Only angloids (monolingual) prefer this fraud. Everyone else knows Dante is superior. When will the Anglo propaganda stop?
Only angloids (monolingual) prefer this fraud. Everyone else knows Dante is superior...
go back to the Italian Yea Forums fag
Thanks, Guido.
fucking guineas, man.
WILLIAM SHAKESPEARE, AND DANTE ALIGHIERI, ARE NOT MUTUALLY COMPARABLE, BECAUSE THEY LIVED IN TWO DIFFERENT EPOCHS, AND WROTE IN DIFFERENT STYLES; A JUST AND FAIR COMPARISON WOULD RATHER BE BETWEEN WILLIAM SHAKESPEARE, AND MIGUEL DE CERVANTES SAAVEDRA; IT IS OF COURSE THAT THE LATTER IS THE BETTER ONE.
>monolingual
っっっっ笑
We went over this in the other thread. Dante can't write women, Shakespeare can.
Can Shakes write about the afterlife, though? Don't think so. Checkmate, Anglofags. #TeamDante
lmao wait, you're being serious?
>what is Hamlet act 1 scene 5
Try harder Giuseppe
Can't write women either.

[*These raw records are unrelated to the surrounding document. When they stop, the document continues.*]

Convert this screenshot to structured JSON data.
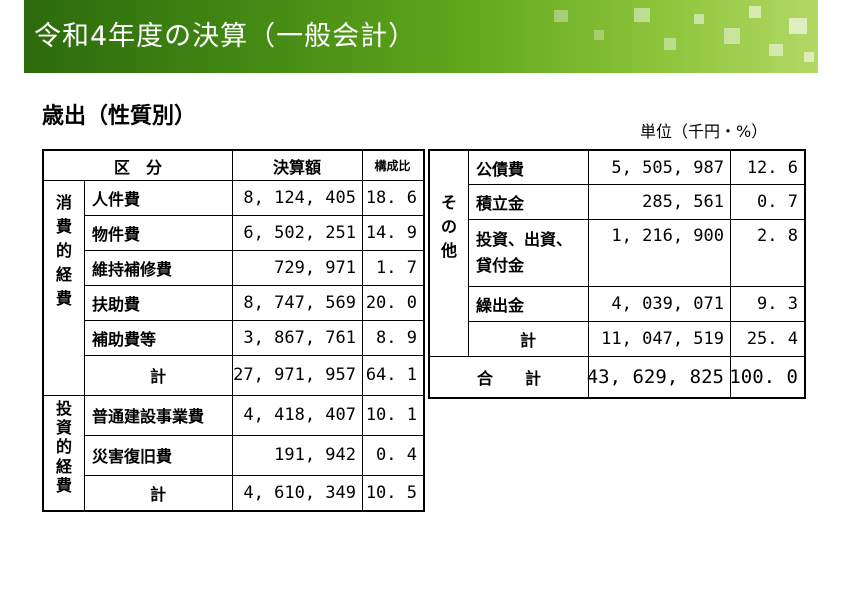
{
  "banner": {
    "title": "令和4年度の決算（一般会計）"
  },
  "section_title": "歳出（性質別）",
  "unit_label": "単位（千円・%）",
  "left_table": {
    "headers": {
      "category": "区　分",
      "amount": "決算額",
      "ratio": "構成比"
    },
    "groups": [
      {
        "label": [
          "消",
          "費",
          "的",
          "経",
          "費"
        ],
        "rows": [
          {
            "name": "人件費",
            "amount": "8, 124, 405",
            "ratio": "18. 6"
          },
          {
            "name": "物件費",
            "amount": "6, 502, 251",
            "ratio": "14. 9"
          },
          {
            "name": "維持補修費",
            "amount": "729, 971",
            "ratio": "1. 7"
          },
          {
            "name": "扶助費",
            "amount": "8, 747, 569",
            "ratio": "20. 0"
          },
          {
            "name": "補助費等",
            "amount": "3, 867, 761",
            "ratio": "8. 9"
          },
          {
            "name": "計",
            "amount": "27, 971, 957",
            "ratio": "64. 1"
          }
        ]
      },
      {
        "label": [
          "投",
          "資",
          "的",
          "経",
          "費"
        ],
        "rows": [
          {
            "name": "普通建設事業費",
            "amount": "4, 418, 407",
            "ratio": "10. 1"
          },
          {
            "name": "災害復旧費",
            "amount": "191, 942",
            "ratio": "0. 4"
          },
          {
            "name": "計",
            "amount": "4, 610, 349",
            "ratio": "10. 5"
          }
        ]
      }
    ]
  },
  "right_table": {
    "group_label": [
      "そ",
      "の",
      "他"
    ],
    "rows": [
      {
        "name": "公債費",
        "amount": "5, 505, 987",
        "ratio": "12. 6"
      },
      {
        "name": "積立金",
        "amount": "285, 561",
        "ratio": "0. 7"
      },
      {
        "name": "投資、出資、",
        "name2": "貸付金",
        "amount": "1, 216, 900",
        "ratio": "2. 8"
      },
      {
        "name": "繰出金",
        "amount": "4, 039, 071",
        "ratio": "9. 3"
      },
      {
        "name": "計",
        "amount": "11, 047, 519",
        "ratio": "25. 4"
      }
    ],
    "total": {
      "name": "合　　計",
      "amount": "43, 629, 825",
      "ratio": "100. 0"
    }
  }
}
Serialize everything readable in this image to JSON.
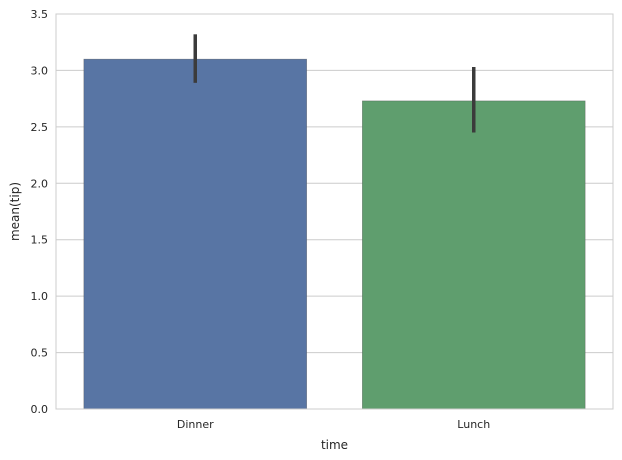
{
  "chart_data": {
    "type": "bar",
    "title": "",
    "xlabel": "time",
    "ylabel": "mean(tip)",
    "categories": [
      "Dinner",
      "Lunch"
    ],
    "values": [
      3.1,
      2.73
    ],
    "error_bars": [
      {
        "low": 2.89,
        "high": 3.32
      },
      {
        "low": 2.45,
        "high": 3.03
      }
    ],
    "ylim": [
      0,
      3.5
    ],
    "yticks": [
      "0.0",
      "0.5",
      "1.0",
      "1.5",
      "2.0",
      "2.5",
      "3.0",
      "3.5"
    ],
    "grid": "horizontal",
    "colors": [
      "#5875a4",
      "#5f9e6e"
    ],
    "error_color": "#3b3b3b"
  }
}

Rules him out of contention
Meh, pretty safe bet. Call me when he writes albino homosexual pregnant Mexican alien people with two dicks under each armpit.
Germans don't do this with Goethe, probably because they don't want non-Germans reading their books
What is it about Italians, Yea Forums?
I'm not Italian, you retard
Writing muh women shouldn't be considered something positive or negative. Plebbit SJW tier thinking. You don't belong here.
I wasn't asking you
Dante isn't even the best Italian author. Boccaccio is the far superior.

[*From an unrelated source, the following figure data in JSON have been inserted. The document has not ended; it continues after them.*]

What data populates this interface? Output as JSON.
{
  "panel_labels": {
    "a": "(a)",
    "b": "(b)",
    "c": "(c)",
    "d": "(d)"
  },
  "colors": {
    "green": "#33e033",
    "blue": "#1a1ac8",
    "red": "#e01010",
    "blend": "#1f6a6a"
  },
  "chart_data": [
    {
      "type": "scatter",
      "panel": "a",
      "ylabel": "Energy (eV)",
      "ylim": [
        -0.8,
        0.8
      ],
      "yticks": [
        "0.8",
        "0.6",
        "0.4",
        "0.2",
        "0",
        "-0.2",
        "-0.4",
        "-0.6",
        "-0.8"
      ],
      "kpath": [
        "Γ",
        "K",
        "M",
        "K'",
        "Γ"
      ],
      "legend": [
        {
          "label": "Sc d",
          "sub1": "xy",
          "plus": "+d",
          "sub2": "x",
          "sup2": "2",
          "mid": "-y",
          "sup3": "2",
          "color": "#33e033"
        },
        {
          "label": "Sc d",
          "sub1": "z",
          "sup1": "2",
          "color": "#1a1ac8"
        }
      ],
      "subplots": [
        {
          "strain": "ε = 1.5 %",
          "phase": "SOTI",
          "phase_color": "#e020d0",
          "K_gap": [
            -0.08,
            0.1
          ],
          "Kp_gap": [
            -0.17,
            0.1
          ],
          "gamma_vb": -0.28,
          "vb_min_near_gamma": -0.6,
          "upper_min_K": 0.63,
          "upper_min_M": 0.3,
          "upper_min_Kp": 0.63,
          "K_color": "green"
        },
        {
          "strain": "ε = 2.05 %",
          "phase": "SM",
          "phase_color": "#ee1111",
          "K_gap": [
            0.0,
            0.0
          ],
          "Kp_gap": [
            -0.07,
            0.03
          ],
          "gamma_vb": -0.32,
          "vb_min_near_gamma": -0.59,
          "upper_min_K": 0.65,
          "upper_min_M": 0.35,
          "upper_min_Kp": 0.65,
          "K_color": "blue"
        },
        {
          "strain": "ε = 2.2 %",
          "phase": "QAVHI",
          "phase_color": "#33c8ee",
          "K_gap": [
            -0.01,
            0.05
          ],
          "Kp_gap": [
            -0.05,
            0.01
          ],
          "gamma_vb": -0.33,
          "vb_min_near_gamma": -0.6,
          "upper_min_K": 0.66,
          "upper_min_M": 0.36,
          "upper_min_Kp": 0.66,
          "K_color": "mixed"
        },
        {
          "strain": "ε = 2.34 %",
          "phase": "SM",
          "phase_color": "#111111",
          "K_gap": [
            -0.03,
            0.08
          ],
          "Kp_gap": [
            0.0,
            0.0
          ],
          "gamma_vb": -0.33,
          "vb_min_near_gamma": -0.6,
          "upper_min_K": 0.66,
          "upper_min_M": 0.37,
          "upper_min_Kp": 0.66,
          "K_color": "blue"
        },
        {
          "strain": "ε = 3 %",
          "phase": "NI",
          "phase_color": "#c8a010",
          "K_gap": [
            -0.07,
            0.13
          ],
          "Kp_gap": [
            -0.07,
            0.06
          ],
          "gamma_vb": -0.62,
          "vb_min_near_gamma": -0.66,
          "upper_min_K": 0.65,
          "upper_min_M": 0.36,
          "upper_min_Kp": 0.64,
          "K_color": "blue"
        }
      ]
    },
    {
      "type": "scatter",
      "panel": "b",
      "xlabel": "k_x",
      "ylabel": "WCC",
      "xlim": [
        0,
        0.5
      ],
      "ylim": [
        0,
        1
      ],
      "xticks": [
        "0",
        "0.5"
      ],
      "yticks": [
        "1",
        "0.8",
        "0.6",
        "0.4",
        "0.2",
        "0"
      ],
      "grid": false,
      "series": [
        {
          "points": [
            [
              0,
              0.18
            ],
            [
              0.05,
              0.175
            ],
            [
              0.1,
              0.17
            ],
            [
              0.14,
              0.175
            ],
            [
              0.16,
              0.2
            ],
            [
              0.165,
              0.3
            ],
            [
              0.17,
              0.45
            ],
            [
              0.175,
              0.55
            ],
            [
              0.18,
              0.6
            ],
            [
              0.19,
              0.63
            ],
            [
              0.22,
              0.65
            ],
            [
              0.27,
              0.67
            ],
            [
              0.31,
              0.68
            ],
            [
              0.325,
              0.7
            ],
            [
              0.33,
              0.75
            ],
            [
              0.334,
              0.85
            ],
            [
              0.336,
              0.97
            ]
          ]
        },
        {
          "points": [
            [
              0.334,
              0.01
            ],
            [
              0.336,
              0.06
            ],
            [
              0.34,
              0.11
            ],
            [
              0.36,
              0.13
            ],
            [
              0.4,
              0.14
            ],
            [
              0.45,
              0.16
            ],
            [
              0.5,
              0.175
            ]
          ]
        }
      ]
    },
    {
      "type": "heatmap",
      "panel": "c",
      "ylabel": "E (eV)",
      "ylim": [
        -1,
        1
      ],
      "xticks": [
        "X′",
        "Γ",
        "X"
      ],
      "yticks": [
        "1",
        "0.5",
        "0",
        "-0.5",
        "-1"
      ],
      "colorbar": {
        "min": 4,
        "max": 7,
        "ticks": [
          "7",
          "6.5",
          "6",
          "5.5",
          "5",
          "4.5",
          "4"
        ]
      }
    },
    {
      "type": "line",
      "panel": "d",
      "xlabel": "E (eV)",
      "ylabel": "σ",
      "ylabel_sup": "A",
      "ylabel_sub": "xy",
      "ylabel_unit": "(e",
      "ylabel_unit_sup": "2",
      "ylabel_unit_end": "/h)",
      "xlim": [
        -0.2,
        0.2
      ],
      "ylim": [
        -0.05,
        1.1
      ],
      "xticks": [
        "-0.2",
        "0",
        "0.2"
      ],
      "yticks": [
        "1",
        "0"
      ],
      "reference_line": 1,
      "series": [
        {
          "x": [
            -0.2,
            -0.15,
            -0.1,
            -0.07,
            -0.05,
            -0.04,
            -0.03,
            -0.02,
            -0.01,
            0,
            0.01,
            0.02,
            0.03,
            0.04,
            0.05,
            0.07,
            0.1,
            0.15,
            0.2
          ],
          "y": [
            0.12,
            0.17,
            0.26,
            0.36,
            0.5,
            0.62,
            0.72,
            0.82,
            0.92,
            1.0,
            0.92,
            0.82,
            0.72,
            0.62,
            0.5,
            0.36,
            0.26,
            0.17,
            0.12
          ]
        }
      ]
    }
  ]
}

Damn, so Shakespeare is inferior to Dante AND Boccaccio? It's not looking good for Shakespeare
Bitter incel tier thinking. Have sex
Neither Dante or Boccaccio could write good ghost stories, the universally acknowledged height of literary devices, so no.
kek
Goethe is a romantic master, not a true poetic genius of innovative power and full poetic charge. Keats-level at best. The reason why Germans don't exalt him as the greatest of all poets is the same reason why Italians don't exalt Leopardi as the greatest of all poets: not enough talent for that!
Italians recognize that there is a great gap between a consummate master like Leopardi and a complete artist - master, innovator, thinker, critic, linguistic genius and world-creator all at once - like Dante.
I don't think you've ever read Dante in the original.
I am Brazilian, by the way.
I know you're memeing, but am I the only one who was never convinced by Hamlet's father's ghost?
That has always looked ridiculous to me.
I much prefer the ghost in Julius Caesar, specially because it can actually be interpreted as an illusion, and is therefore more realistic, but also because it happens in a more ancient time, when it is more feasible to imagine such things 'actually' occurring. Therefore, both interpretations are plausible, and none looks silly.
What does look silly is that in such a serious play about Royal family intrigues and psychological drama like Hamlet you have a bunch of important people worrying about a ghost who appears in the dark.
Dante's case of course is completely different, because the very presuppositions of the play - a voyage to the underworld, an ascent from hell to heaven - are already fantastic in themselves. Shakespeare's ghost (in Hamlet, not J.C., not Macbeth) looks just like badly-executed magical realism to me, though.